Updated: Oct 27, 2022
Inverted AI researchers have released a new paper entitled "Critic Sequential Monte Carlo" on arXiv (also under review at NeurIPS 2022) on new way of using a critic (a function that estimates the future expected reward) within sequential Monte Carlo (SMC) to efficiently solve very hard planning as inference problems like avoiding infractions in self-driving car applications.
On the left we show ITRA controlling all agents in the scene. Focus on the "ego" agent with the yellow dot. For whatever reason ITRA does a bad job in this particular instance and decides to rear-end the leading vehicle. On the right we show samples from the ITRA stochastic policy over time. These are the squiggly black lines. They indicate the distribution of realistic human-like acceleration and steering behaviors at that instant in time for the "ego" vehicle. The critic, a kind of back-seat-driver in this case, is evaluated over the whole action space given the state (part of which is the overhead map view shown). Bright yellow regions of action space lead to high reward trajectories. Darker colors are bad. In this scenario the critic is shouting brake! and then, at the perfect point in time, says turn any way you like.
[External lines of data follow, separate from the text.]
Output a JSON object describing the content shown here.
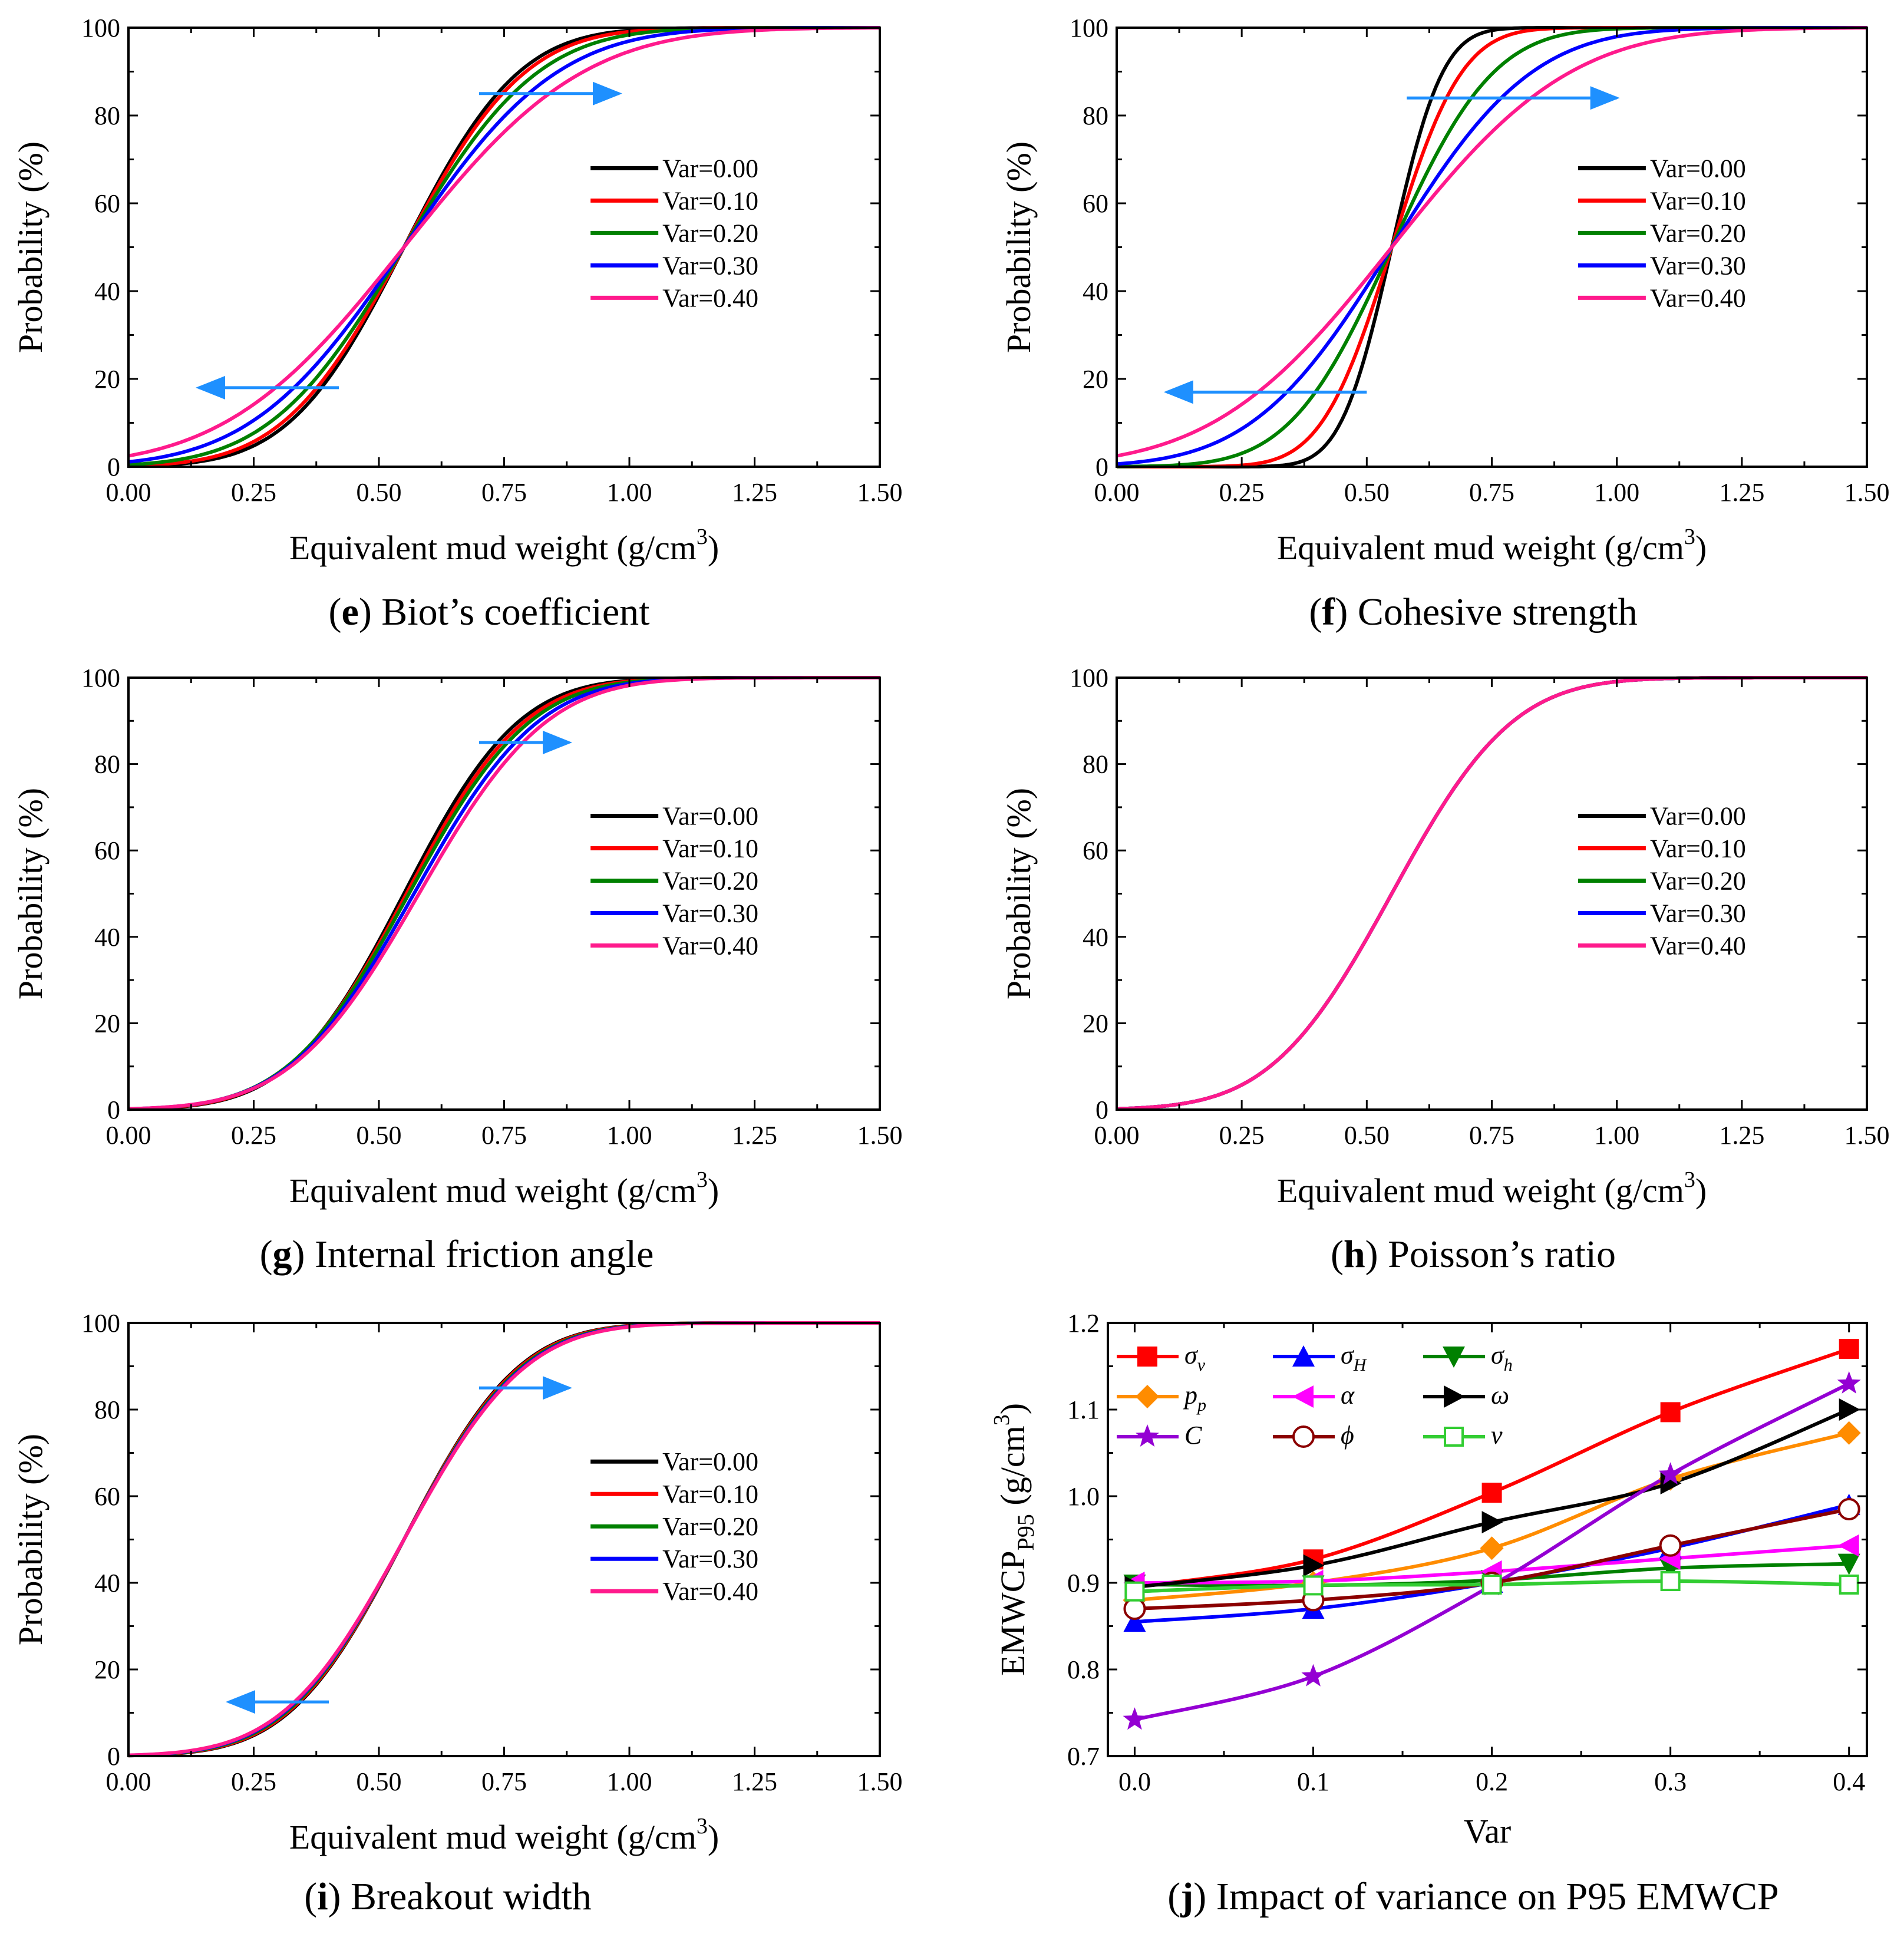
{
  "figure": {
    "panel_order": [
      "e",
      "f",
      "g",
      "h",
      "i",
      "j"
    ]
  },
  "style": {
    "series_colors": [
      "#000000",
      "#ff0000",
      "#008000",
      "#0000ff",
      "#ff1a8c"
    ],
    "arrow_color": "#1e90ff"
  },
  "chart_data": [
    {
      "id": "e",
      "type": "line",
      "caption_letter": "e",
      "caption_text": " Biot’s coefficient",
      "xlabel": "Equivalent mud weight (g/cm",
      "xlabel_sup": "3",
      "xlabel_end": ")",
      "ylabel": "Probability (%)",
      "xlim": [
        0,
        1.5
      ],
      "ylim": [
        0,
        100
      ],
      "xticks": [
        "0.00",
        "0.25",
        "0.50",
        "0.75",
        "1.00",
        "1.25",
        "1.50"
      ],
      "yticks": [
        "0",
        "20",
        "40",
        "60",
        "80",
        "100"
      ],
      "legend_position": "right-middle",
      "cdf_center": 0.55,
      "cdf_sigmas": [
        0.18,
        0.19,
        0.21,
        0.24,
        0.28
      ],
      "arrows": [
        {
          "x1": 0.7,
          "x2": 0.98,
          "y": 85
        },
        {
          "x1": 0.42,
          "x2": 0.14,
          "y": 18
        }
      ],
      "series": [
        {
          "name": "Var=0.00"
        },
        {
          "name": "Var=0.10"
        },
        {
          "name": "Var=0.20"
        },
        {
          "name": "Var=0.30"
        },
        {
          "name": "Var=0.40"
        }
      ]
    },
    {
      "id": "f",
      "type": "line",
      "caption_letter": "f",
      "caption_text": " Cohesive strength",
      "xlabel": "Equivalent mud weight (g/cm",
      "xlabel_sup": "3",
      "xlabel_end": ")",
      "ylabel": "Probability (%)",
      "xlim": [
        0,
        1.5
      ],
      "ylim": [
        0,
        100
      ],
      "xticks": [
        "0.00",
        "0.25",
        "0.50",
        "0.75",
        "1.00",
        "1.25",
        "1.50"
      ],
      "yticks": [
        "0",
        "20",
        "40",
        "60",
        "80",
        "100"
      ],
      "legend_position": "right-middle",
      "cdf_center": 0.55,
      "cdf_sigmas": [
        0.08,
        0.11,
        0.16,
        0.22,
        0.28
      ],
      "arrows": [
        {
          "x1": 0.58,
          "x2": 1.0,
          "y": 84
        },
        {
          "x1": 0.5,
          "x2": 0.1,
          "y": 17
        }
      ],
      "series": [
        {
          "name": "Var=0.00"
        },
        {
          "name": "Var=0.10"
        },
        {
          "name": "Var=0.20"
        },
        {
          "name": "Var=0.30"
        },
        {
          "name": "Var=0.40"
        }
      ]
    },
    {
      "id": "g",
      "type": "line",
      "caption_letter": "g",
      "caption_text": " Internal friction angle",
      "xlabel": "Equivalent mud weight (g/cm",
      "xlabel_sup": "3",
      "xlabel_end": ")",
      "ylabel": "Probability (%)",
      "xlim": [
        0,
        1.5
      ],
      "ylim": [
        0,
        100
      ],
      "xticks": [
        "0.00",
        "0.25",
        "0.50",
        "0.75",
        "1.00",
        "1.25",
        "1.50"
      ],
      "yticks": [
        "0",
        "20",
        "40",
        "60",
        "80",
        "100"
      ],
      "legend_position": "right-middle",
      "cdf_centers": [
        0.55,
        0.555,
        0.56,
        0.57,
        0.58
      ],
      "cdf_sigmas": [
        0.18,
        0.185,
        0.19,
        0.195,
        0.2
      ],
      "arrows": [
        {
          "x1": 0.7,
          "x2": 0.88,
          "y": 85
        }
      ],
      "series": [
        {
          "name": "Var=0.00"
        },
        {
          "name": "Var=0.10"
        },
        {
          "name": "Var=0.20"
        },
        {
          "name": "Var=0.30"
        },
        {
          "name": "Var=0.40"
        }
      ]
    },
    {
      "id": "h",
      "type": "line",
      "caption_letter": "h",
      "caption_text": " Poisson’s ratio",
      "xlabel": "Equivalent mud weight (g/cm",
      "xlabel_sup": "3",
      "xlabel_end": ")",
      "ylabel": "Probability (%)",
      "xlim": [
        0,
        1.5
      ],
      "ylim": [
        0,
        100
      ],
      "xticks": [
        "0.00",
        "0.25",
        "0.50",
        "0.75",
        "1.00",
        "1.25",
        "1.50"
      ],
      "yticks": [
        "0",
        "20",
        "40",
        "60",
        "80",
        "100"
      ],
      "legend_position": "right-middle",
      "cdf_center": 0.55,
      "cdf_sigmas": [
        0.19,
        0.19,
        0.19,
        0.19,
        0.19
      ],
      "arrows": [],
      "series": [
        {
          "name": "Var=0.00"
        },
        {
          "name": "Var=0.10"
        },
        {
          "name": "Var=0.20"
        },
        {
          "name": "Var=0.30"
        },
        {
          "name": "Var=0.40"
        }
      ]
    },
    {
      "id": "i",
      "type": "line",
      "caption_letter": "i",
      "caption_text": " Breakout width",
      "xlabel": "Equivalent mud weight (g/cm",
      "xlabel_sup": "3",
      "xlabel_end": ")",
      "ylabel": "Probability (%)",
      "xlim": [
        0,
        1.5
      ],
      "ylim": [
        0,
        100
      ],
      "xticks": [
        "0.00",
        "0.25",
        "0.50",
        "0.75",
        "1.00",
        "1.25",
        "1.50"
      ],
      "yticks": [
        "0",
        "20",
        "40",
        "60",
        "80",
        "100"
      ],
      "legend_position": "right-middle",
      "cdf_center": 0.55,
      "cdf_sigmas": [
        0.18,
        0.182,
        0.185,
        0.188,
        0.19
      ],
      "arrows": [
        {
          "x1": 0.7,
          "x2": 0.88,
          "y": 85
        },
        {
          "x1": 0.4,
          "x2": 0.2,
          "y": 12.5
        }
      ],
      "series": [
        {
          "name": "Var=0.00"
        },
        {
          "name": "Var=0.10"
        },
        {
          "name": "Var=0.20"
        },
        {
          "name": "Var=0.30"
        },
        {
          "name": "Var=0.40"
        }
      ]
    },
    {
      "id": "j",
      "type": "line",
      "caption_letter": "j",
      "caption_text": " Impact of variance on P95 EMWCP",
      "xlabel": "Var",
      "ylabel": "EMWCP",
      "ylabel_sub": "P95",
      "ylabel_unit": " (g/cm",
      "ylabel_sup": "3",
      "ylabel_end": ")",
      "xlim": [
        -0.015,
        0.41
      ],
      "ylim": [
        0.7,
        1.2
      ],
      "xticks": [
        "0.0",
        "0.1",
        "0.2",
        "0.3",
        "0.4"
      ],
      "yticks": [
        "0.7",
        "0.8",
        "0.9",
        "1.0",
        "1.1",
        "1.2"
      ],
      "legend_position": "top-left",
      "x": [
        0.0,
        0.1,
        0.2,
        0.3,
        0.4
      ],
      "series": [
        {
          "name": "σ",
          "sub": "v",
          "color": "#ff0000",
          "marker": "square",
          "values": [
            0.895,
            0.927,
            1.004,
            1.097,
            1.17
          ]
        },
        {
          "name": "σ",
          "sub": "H",
          "color": "#0000ff",
          "marker": "triangle-up",
          "values": [
            0.855,
            0.87,
            0.9,
            0.94,
            0.99
          ]
        },
        {
          "name": "σ",
          "sub": "h",
          "color": "#008000",
          "marker": "triangle-down",
          "values": [
            0.898,
            0.897,
            0.903,
            0.917,
            0.922
          ]
        },
        {
          "name": "p",
          "sub": "p",
          "color": "#ff8c00",
          "marker": "diamond",
          "values": [
            0.88,
            0.9,
            0.94,
            1.02,
            1.073
          ]
        },
        {
          "name": "α",
          "sub": "",
          "color": "#ff00ff",
          "marker": "triangle-left",
          "values": [
            0.9,
            0.902,
            0.913,
            0.928,
            0.943
          ]
        },
        {
          "name": "ω",
          "sub": "",
          "color": "#000000",
          "marker": "triangle-right",
          "values": [
            0.895,
            0.92,
            0.97,
            1.015,
            1.1
          ]
        },
        {
          "name": "C",
          "sub": "",
          "color": "#9400d3",
          "marker": "star",
          "values": [
            0.742,
            0.792,
            0.897,
            1.025,
            1.13
          ]
        },
        {
          "name": "ϕ",
          "sub": "",
          "color": "#8b0000",
          "marker": "circle-open",
          "values": [
            0.87,
            0.88,
            0.9,
            0.943,
            0.985
          ]
        },
        {
          "name": "ν",
          "sub": "",
          "color": "#32cd32",
          "marker": "square-open",
          "values": [
            0.89,
            0.897,
            0.898,
            0.902,
            0.898
          ]
        }
      ]
    }
  ]
}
The paper is about how to combine, in general, a behavioral prior with a critic in a particular way that is amenable to model-free reinforcement learning and efficient generation of high reward trajectories. With ITRA as the prior and a suitably trained critic, CriticSMC enables rapid test-time generation of infraction-free trajectories such as those shown in the center plots. The two different trajectories taken correspond to behavior diversity remaining in the SMC-computed planning as inference implicit policy reflecting infraction-free but still human-like trajectories.
More examples follow. In all ITRA, the prior, causes an infraction to occur. Acting under the CriticSMC planning as inference policy starting from the same initial configuration avoids these infractions.
CriticSMC is an integral part of Inverted AI's DRIVE cloud API product and helps ensure low NPC infraction rates even in novel environments.
As part of this work the research team also made up a synthetic environment in which an agent tries to get to a goal location without hitting a wall or being hit by evil NPCs. The results from employing CriticSMC in this environment are pretty cool.
The "ego" agent is in green, the goal is in blue and the evil NPCs are in red. The default policy here is a random walk with a drift. Some of the emergent behavior in this adversarial environment is pretty cool. Replanning was not done in these examples; instead these are single samples from the planning as inference target distribution, inferred using CriticSMC once at the outset.